[varStore] use the same sorting for both input/output

When the VarStore.optimize() algorithm was improved with the addition of a priority queue where pairs of encodings are sorted by decreasing gain (from merging one into the other), specifically with this commit https://github.com/fonttools/fonttools/commit/47ec18f788, the pre-sorting step of the todo list (before the queue itself was populated) was kept to make sure the algorithm produces stable results no matter the order of the inputs. The optimizer's output was itself sorted, again for stability, but using a different key function with_sort_key() from the one used on the input todo list gain_sort_key(). The rationale for a distinct gain_sort_key, where encodings get sorted by maximum theoretical gain (decreasing, initally, when reverse=True was set, then incrasing as reverse was somehow dropped), is no longer needed now that a priority queue is used (which sorts by actual gains from merging specific pairs of encodings) and is a remnant of the previous algorithm. I propose we keep some pre-sorting to ensure stability (in case the priority queue initially contains multiple pairs with the same gain), but we use the same width_sort_key that is used at the end. Note this doesn't change the overall level of compression achieved by the optimizer, but makes the algorithm a bit less complicated, and easier to match in our alternative Rust implementation.
2025-02-06 19:01:31 +00:00 · 2025-02-06 19:01:31 +00:00 · 548ffda37b
commit 548ffda37b
parent 307b31250d
1 changed files with 7 additions and 12 deletions
--- a/Lib/fontTools/varLib/varStore.py
+++ b/Lib/fontTools/varLib/varStore.py
@ -554,7 +554,11 @@ def VarStore_optimize(self, use_NO_VARIATION_INDEX=True, quantization=1):
    #
    # - Put all encodings into a "todo" list.
    #
-    # - Sort todo list by decreasing gain (for stability).
+    # - Sort todo list (for stability) by width_sort_key(), which is a tuple
    #   of the following items:
    #   * The "width" of the encoding.
    #   * The characteristic bitmap of the encoding, with higher-numbered
    #     columns compared first.
    #
    # - Make a priority-queue of the gain from combining each two
    #   encodings in the todo list. The priority queue is sorted by
@ -575,16 +579,7 @@ def VarStore_optimize(self, use_NO_VARIATION_INDEX=True, quantization=1):
    #
    # The output is then sorted for stability, in the following way:
    # - The VarRegionList of the input is kept intact.
-    # - All encodings are sorted before the main algorithm, by
+    # - The VarData is sorted by the same width_sort_key() used at the beginning.

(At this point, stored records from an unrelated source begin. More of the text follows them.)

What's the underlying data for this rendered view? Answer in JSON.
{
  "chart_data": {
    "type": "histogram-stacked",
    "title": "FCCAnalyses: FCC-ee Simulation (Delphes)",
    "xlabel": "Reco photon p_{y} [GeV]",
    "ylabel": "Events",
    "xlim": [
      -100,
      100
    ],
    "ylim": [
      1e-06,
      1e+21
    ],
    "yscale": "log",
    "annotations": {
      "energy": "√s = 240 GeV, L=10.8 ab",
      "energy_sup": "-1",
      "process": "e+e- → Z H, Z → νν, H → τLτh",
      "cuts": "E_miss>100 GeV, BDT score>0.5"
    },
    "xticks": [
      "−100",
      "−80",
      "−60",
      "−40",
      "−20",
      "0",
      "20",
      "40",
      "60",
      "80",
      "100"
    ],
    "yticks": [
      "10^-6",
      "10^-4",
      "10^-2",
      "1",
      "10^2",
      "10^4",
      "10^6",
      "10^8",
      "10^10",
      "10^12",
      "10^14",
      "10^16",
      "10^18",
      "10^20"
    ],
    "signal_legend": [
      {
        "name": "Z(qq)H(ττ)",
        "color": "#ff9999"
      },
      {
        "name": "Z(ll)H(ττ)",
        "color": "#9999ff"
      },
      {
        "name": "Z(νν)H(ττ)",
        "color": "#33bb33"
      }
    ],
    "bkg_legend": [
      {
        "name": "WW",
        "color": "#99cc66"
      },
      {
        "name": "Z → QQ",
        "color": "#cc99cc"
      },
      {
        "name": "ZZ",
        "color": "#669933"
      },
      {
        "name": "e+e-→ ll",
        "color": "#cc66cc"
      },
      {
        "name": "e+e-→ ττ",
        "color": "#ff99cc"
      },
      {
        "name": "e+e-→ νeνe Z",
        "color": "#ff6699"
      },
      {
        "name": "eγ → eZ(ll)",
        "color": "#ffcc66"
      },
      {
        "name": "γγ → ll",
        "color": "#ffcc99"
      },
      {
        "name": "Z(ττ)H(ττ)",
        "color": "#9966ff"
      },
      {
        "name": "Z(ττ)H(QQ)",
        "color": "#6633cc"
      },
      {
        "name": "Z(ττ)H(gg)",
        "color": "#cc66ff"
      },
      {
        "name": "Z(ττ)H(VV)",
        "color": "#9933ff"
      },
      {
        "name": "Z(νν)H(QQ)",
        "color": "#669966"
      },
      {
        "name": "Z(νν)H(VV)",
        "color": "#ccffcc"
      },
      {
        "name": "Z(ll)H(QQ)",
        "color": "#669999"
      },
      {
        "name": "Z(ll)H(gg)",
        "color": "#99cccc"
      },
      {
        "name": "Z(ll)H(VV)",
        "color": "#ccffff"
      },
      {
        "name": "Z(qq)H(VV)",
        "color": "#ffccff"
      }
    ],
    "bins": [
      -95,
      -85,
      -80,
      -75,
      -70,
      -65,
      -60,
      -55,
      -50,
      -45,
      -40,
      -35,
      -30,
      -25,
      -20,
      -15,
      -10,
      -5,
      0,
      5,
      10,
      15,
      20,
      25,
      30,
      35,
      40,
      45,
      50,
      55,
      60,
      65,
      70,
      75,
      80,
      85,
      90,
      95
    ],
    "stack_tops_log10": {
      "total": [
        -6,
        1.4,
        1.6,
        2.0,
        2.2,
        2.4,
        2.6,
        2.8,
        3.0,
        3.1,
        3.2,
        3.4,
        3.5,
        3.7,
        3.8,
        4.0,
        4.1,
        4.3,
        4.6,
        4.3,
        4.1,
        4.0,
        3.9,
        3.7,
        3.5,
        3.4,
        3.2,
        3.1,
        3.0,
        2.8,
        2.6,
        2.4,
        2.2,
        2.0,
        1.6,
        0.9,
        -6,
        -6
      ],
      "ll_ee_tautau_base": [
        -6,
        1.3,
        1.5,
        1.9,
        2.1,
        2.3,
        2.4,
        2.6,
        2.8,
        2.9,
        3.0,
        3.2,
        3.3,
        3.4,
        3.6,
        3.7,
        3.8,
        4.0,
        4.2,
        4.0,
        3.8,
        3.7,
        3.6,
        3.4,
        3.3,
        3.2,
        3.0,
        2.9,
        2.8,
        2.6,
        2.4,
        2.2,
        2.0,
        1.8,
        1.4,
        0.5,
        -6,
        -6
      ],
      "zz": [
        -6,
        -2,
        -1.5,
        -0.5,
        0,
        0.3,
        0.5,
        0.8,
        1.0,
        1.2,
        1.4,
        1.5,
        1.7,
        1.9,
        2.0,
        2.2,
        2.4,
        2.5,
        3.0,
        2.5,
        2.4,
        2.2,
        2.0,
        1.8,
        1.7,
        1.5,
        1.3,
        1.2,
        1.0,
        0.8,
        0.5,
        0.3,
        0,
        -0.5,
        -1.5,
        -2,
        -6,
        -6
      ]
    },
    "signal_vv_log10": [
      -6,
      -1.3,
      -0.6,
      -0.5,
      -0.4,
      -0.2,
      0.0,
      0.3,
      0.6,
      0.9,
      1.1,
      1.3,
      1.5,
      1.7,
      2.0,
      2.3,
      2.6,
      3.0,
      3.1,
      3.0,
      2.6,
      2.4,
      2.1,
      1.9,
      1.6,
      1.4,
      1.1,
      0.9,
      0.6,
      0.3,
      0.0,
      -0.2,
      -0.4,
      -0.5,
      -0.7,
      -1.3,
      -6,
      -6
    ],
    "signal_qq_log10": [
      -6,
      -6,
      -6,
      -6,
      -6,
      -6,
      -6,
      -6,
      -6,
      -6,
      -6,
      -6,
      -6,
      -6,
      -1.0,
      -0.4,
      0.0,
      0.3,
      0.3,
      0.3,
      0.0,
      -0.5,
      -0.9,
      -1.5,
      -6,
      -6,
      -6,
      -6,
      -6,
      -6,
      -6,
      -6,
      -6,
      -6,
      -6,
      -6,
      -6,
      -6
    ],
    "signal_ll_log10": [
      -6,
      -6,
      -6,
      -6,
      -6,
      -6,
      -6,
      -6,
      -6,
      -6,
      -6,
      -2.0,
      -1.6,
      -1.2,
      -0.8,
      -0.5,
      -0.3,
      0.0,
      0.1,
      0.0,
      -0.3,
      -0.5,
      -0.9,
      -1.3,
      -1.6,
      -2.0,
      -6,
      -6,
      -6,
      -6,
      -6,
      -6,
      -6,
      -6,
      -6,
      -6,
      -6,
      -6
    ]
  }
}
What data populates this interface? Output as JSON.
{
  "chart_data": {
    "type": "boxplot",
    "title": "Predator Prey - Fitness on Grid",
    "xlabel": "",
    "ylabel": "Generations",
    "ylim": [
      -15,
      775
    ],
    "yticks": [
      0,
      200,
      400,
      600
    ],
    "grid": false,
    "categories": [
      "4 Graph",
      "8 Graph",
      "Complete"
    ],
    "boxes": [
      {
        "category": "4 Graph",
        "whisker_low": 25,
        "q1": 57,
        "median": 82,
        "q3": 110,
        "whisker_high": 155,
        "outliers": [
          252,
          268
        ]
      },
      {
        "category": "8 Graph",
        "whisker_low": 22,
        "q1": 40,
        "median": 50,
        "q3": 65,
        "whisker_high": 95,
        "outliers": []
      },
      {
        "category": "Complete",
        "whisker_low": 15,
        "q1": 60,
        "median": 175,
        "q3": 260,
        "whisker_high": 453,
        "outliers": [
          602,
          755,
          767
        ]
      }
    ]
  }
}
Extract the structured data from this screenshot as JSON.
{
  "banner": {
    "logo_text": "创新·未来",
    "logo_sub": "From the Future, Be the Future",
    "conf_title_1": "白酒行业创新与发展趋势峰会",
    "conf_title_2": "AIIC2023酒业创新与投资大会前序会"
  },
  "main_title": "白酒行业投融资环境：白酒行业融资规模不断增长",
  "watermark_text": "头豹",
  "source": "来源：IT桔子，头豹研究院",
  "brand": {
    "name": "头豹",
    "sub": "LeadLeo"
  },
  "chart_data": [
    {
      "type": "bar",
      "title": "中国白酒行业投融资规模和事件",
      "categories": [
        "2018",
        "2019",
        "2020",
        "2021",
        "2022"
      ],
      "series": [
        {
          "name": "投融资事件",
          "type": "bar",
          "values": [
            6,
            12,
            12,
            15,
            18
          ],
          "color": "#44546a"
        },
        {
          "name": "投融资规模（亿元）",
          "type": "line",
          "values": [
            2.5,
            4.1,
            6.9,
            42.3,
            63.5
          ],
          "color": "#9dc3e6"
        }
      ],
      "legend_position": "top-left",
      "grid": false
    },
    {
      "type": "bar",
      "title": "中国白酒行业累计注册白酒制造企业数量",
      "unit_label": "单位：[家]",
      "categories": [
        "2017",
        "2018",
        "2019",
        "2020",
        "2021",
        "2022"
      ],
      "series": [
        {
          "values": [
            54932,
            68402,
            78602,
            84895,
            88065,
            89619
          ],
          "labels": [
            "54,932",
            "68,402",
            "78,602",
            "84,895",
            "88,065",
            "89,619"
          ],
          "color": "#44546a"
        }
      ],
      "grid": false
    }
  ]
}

    #   gain_key_sort(), which is a tuple of the following items:
    #   * The gain of the encoding.
    #   * The characteristic bitmap of the encoding, with higher-numbered
    #     columns compared first.
    # - The VarData is sorted by width_sort_key(), which is a tuple
    #   of the following items:
    #   * The "width" of the encoding.
    #   * The characteristic bitmap of the encoding, with higher-numbered
    #     columns compared first.
    # - Within each VarData, the items are sorted as vectors of numbers.
    #
    # Finally, each VarData is optimized to remove the empty columns and
@ -626,7 +621,7 @@ def VarStore_optimize(self, use_NO_VARIATION_INDEX=True, quantization=1):
            front_mapping[(major << 16) + minor] = row
    # Prepare for the main algorithm.
-    todo = sorted(encodings.values(), key=_Encoding.gain_sort_key)
+    todo = sorted(encodings.values(), key=_Encoding.width_sort_key)
    del encodings
    # Repeatedly pick two best encodings to combine, and combine them.